Schoenersville is a suburban village split between Hanover Township in Lehigh County and Hanover Township in Northampton County, Pennsylvania. It is pronounced "SHAY-nerz-vil" and is part of the Lehigh Valley metropolitan area, which has a population of 861,899 and is the 68th-most populous metropolitan area in the U.S. as of the 2020 census.

==History==
Schoenersville is named after its original settler, Adam Schoener, who established a farm in the area that would become the village in 1784. Adam's father, Heinrich, migrated to America in 1717, having been born in Ehrstadt, Baden-Württemberg. The area would be opened to settlers with the opening of a tavern named the "Blue Ball," either for its no vacancy sign, or for a stagecoach signal. Adam and his wife would build a brick house near Christ's Church, the oldest religious structure in Hanover township. There are conflicting reports to the Blue Ball's origins, either being established by Adam in 1794, or by a Jacob Clader in 1776, before being sold to Adam in 1791, regardless, the Blue Ball was an important midway stop for travelers from Mauch Chunk to Philadelphia and would be inherited by Adam's son, Thomas Schoener, after Adam died in 1849, before selling the property in 1852.

The Allentown Democrat reported that the Blue Ball was razed on April 29, 1896, by one E.R. Benner, the village's Recorder of Deeds, who planned to build a family home on the property.
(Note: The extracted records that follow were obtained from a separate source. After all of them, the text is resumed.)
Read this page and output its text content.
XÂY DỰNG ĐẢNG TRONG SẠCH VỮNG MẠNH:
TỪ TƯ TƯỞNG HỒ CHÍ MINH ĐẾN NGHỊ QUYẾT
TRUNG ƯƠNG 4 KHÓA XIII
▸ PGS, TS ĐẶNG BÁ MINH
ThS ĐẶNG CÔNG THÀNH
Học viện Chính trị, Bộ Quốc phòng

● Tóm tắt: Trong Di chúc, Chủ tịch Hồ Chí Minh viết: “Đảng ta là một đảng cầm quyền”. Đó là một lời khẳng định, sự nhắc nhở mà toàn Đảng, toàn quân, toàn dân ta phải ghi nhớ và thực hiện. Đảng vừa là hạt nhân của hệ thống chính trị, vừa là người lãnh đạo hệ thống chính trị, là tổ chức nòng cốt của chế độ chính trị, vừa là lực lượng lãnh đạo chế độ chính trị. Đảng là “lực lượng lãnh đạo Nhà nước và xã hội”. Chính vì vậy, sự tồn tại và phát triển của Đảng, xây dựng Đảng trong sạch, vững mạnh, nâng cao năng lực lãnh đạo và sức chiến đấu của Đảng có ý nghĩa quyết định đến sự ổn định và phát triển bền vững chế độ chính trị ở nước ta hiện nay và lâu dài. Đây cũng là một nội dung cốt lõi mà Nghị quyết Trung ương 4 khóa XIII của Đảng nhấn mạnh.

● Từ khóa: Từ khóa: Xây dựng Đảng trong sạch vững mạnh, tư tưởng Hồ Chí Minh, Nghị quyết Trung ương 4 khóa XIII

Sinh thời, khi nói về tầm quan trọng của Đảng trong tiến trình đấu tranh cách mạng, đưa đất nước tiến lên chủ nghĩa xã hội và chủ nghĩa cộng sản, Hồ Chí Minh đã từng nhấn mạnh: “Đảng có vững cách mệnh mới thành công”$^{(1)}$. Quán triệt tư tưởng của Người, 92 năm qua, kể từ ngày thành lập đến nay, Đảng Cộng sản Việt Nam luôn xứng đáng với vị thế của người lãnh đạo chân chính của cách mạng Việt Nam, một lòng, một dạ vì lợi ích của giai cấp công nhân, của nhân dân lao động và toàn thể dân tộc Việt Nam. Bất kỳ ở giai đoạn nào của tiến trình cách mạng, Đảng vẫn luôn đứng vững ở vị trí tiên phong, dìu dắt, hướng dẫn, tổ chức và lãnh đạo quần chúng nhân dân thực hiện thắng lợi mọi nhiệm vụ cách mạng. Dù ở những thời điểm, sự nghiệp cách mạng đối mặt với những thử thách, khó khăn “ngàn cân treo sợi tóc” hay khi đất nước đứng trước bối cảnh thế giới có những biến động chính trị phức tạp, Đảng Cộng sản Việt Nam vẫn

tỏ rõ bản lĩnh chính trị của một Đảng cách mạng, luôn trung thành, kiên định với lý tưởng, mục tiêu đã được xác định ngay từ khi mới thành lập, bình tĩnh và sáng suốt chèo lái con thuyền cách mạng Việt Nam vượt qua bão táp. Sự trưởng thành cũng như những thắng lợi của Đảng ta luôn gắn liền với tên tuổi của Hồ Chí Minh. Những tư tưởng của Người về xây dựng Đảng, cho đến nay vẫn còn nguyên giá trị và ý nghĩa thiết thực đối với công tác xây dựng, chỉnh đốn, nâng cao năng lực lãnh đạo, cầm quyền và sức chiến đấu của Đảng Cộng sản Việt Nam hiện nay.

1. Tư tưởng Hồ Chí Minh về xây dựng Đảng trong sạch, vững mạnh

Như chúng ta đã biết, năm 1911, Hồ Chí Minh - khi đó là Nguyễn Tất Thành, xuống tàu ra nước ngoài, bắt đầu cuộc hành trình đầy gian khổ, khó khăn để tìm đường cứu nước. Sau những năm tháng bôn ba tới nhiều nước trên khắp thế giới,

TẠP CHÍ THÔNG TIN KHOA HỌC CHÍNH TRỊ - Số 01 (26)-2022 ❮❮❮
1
However, the local Schoenersville Inn claimed to be the original Blue Ball following a purported sale in 1830, and remained open until 1988.

Lehigh Valley International Airport is located just southwest of the village. From the early 1990s through July 2004, the Airport Authority bought up and cleared 11 of the village's properties, in a total of 35 acres, in order to comply with an FAA mandate for a runway protective zone. The most prominent property demolished was Partridge in a Pear Tree, the only clothing store in town, which had been open since 1979, with the building it occupied being built in 1868. There was a citizens effort to apply the building to the Pennsylvania Historic and Museum Commission as a historical landmark, however, the Commission rejected its landmark status, stating that it had been extensively modified too many times, and no longer had historical significance.

==Geography==
Schoenersville Road, which runs from the northwest to the southeast, serves as the county line, coming up from Bethlehem and meeting northeast to southwest with Airport Road, also known as Route 987, in the village. Beyond there, it becomes Weaversville Road. Schoenersville is split between the Allentown ZIP Code of 18109 and the Bethlehem ZIP Code of 18017.